Though infections are rare and most are minor, they can be deadly for those who are immunocompromised. Researchers and students from FIU, FGCU and NCF will also test samples in their areas and contribute to laboratory and data analyses. Those involved in the project hope to mitigate challenges in prediction of increased Vibrio loads in estuaries where oysters reside and where humans may encounter potential pathogens. The project will be ongoing over the next few years. 
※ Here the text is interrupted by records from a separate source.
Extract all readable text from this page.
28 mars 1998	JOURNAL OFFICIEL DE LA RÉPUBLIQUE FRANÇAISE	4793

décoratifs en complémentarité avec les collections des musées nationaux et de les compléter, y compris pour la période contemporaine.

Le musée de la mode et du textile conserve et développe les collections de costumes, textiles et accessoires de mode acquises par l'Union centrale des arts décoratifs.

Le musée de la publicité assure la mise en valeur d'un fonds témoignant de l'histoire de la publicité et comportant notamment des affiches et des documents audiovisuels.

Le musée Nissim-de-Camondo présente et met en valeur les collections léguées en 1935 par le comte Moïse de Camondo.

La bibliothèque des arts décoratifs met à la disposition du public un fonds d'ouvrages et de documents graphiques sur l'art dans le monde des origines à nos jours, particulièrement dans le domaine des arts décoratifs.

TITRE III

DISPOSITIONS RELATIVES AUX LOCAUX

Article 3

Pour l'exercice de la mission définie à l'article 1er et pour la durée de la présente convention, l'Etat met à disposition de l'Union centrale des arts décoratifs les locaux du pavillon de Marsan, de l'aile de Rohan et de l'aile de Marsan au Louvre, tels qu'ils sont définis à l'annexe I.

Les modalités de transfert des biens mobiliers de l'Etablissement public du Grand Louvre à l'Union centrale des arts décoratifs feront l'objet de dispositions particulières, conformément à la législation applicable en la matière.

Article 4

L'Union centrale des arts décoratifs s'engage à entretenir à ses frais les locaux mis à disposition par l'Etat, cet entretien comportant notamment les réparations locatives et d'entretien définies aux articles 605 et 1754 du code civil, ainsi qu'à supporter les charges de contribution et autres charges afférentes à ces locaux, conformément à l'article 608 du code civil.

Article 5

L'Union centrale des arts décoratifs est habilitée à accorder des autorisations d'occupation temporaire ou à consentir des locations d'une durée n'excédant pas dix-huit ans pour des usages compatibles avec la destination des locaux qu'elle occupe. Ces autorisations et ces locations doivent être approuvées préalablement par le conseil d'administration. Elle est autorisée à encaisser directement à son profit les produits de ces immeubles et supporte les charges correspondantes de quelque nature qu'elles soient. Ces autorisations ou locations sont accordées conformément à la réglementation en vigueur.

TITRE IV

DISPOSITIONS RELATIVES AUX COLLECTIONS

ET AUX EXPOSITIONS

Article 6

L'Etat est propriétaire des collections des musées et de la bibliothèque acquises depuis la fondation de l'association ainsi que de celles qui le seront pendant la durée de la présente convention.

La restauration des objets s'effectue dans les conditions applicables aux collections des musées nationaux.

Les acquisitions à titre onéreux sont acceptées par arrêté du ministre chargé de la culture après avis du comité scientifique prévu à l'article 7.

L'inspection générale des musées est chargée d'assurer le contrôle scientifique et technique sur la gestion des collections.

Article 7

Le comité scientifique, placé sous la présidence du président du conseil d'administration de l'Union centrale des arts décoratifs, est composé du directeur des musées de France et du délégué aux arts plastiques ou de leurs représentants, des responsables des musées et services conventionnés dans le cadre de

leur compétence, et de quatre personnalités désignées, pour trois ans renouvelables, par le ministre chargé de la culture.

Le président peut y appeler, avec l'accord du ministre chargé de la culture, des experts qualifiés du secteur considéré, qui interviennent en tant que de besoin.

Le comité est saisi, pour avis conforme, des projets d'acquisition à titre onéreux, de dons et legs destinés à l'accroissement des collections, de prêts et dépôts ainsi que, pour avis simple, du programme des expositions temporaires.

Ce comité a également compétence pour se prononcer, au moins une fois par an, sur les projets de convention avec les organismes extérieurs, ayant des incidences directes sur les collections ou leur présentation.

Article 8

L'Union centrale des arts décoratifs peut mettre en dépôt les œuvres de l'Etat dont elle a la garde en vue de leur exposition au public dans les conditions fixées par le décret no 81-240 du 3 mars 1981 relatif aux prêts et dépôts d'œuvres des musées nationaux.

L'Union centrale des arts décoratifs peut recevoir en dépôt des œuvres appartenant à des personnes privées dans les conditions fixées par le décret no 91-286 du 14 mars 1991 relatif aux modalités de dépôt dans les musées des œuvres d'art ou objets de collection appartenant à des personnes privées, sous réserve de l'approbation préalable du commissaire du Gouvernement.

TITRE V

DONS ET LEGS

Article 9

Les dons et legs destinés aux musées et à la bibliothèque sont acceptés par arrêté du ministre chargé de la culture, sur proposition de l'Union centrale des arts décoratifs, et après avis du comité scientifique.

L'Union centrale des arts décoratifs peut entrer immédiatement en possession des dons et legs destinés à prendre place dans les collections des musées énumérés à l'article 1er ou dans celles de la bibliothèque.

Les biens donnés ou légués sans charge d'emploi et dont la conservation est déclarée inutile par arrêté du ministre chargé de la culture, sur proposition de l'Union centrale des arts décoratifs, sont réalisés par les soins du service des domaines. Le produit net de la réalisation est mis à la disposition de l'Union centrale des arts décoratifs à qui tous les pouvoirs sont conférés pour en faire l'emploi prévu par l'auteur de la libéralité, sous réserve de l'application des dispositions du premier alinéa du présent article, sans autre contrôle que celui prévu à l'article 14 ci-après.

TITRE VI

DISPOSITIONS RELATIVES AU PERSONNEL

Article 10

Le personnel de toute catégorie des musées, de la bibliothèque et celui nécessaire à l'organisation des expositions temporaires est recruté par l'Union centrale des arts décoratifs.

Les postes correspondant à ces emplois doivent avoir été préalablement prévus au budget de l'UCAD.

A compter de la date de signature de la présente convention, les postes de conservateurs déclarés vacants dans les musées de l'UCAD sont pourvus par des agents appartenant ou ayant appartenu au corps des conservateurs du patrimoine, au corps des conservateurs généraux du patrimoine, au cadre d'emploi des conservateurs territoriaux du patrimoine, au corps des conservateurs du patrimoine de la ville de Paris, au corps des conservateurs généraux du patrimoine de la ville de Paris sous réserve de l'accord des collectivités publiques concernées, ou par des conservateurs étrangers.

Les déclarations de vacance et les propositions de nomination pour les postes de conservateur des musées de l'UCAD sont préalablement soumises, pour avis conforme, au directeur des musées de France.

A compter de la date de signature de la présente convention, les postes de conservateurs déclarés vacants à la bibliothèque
The grant resulted from the collaboration of four faculty members who met while participating in a $300,000 National Science Foundation project that funded research support staff from several Florida universities to do researcher “matchmaking,” creating interdisciplinary teams of faculty from across the state. Each of the teams focused on a Florida-based environmental challenge and received professional development support in their idea development and grant-seeking.